Bill Bourne's rural urban blues
So Bill Bourne, grade 8 in 1967, living on a farm near Red Deer, saw Oscar Brand's Let's Sing Out on tv and thought, I can do this.
He is a relentless traveller, staple of the summer festival circuit, a rough, jagged blade of a voice. This video is from a gig in Vulcan, a real back of beyond town an hour and a half south of Calgary, where the town built a spaceship in honour of Star Trek, instead of the god of fire, Vulcan, for whom the town was named by the CPR in 1915: rails of forged steel and sparks and all, including all eight avenues and nine streets named after Roman gods and goddesses until they were renamed as numbers.

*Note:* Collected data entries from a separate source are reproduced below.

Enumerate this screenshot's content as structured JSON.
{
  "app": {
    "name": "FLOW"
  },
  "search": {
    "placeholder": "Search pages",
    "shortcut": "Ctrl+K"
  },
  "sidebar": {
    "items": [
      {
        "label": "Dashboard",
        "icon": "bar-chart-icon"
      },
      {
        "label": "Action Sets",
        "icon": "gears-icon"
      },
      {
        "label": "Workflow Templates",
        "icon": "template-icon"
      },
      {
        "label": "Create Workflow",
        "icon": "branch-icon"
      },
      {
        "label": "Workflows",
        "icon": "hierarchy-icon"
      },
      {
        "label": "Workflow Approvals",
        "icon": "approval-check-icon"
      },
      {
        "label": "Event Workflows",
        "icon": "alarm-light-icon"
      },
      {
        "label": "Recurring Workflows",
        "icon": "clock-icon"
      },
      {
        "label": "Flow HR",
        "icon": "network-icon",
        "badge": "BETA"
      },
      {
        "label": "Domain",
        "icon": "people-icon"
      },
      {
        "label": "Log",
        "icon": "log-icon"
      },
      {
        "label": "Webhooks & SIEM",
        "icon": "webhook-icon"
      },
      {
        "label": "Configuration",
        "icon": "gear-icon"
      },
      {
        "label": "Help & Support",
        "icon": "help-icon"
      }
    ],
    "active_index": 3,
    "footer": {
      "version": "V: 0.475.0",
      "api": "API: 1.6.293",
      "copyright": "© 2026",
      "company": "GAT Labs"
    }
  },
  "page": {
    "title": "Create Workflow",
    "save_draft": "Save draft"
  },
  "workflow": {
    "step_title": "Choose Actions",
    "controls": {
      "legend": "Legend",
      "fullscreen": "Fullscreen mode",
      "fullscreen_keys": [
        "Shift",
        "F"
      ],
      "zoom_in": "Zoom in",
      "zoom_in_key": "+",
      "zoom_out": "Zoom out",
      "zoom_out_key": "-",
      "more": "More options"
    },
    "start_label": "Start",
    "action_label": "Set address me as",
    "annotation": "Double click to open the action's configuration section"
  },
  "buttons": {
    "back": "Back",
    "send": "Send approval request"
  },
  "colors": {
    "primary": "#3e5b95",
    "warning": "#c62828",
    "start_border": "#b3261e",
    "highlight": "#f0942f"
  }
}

Anyway, whatever, Bill Bourne played there at the Vulcan Lodge Hall in 2010. Gordon Lightfoot, still on tour at 71 and interviewed on Q yesterday, was about to play the Casinorama in Orillia, the town he grew up in. Really? This is Gordon Lightfoot we are talking about. At 12 he sang at Massey Hall in the Kiwanis Music Festival. His mother said, you know Gordie, Bing makes a living at this.
All this continues a discussion in On Site 27: rural urbanism, the powerful relationship between the rural and the urban, and the kind of cultural production that comes out of rural areas, migrates to urban centres, but contains an insistent rural sense of completely open possibilities.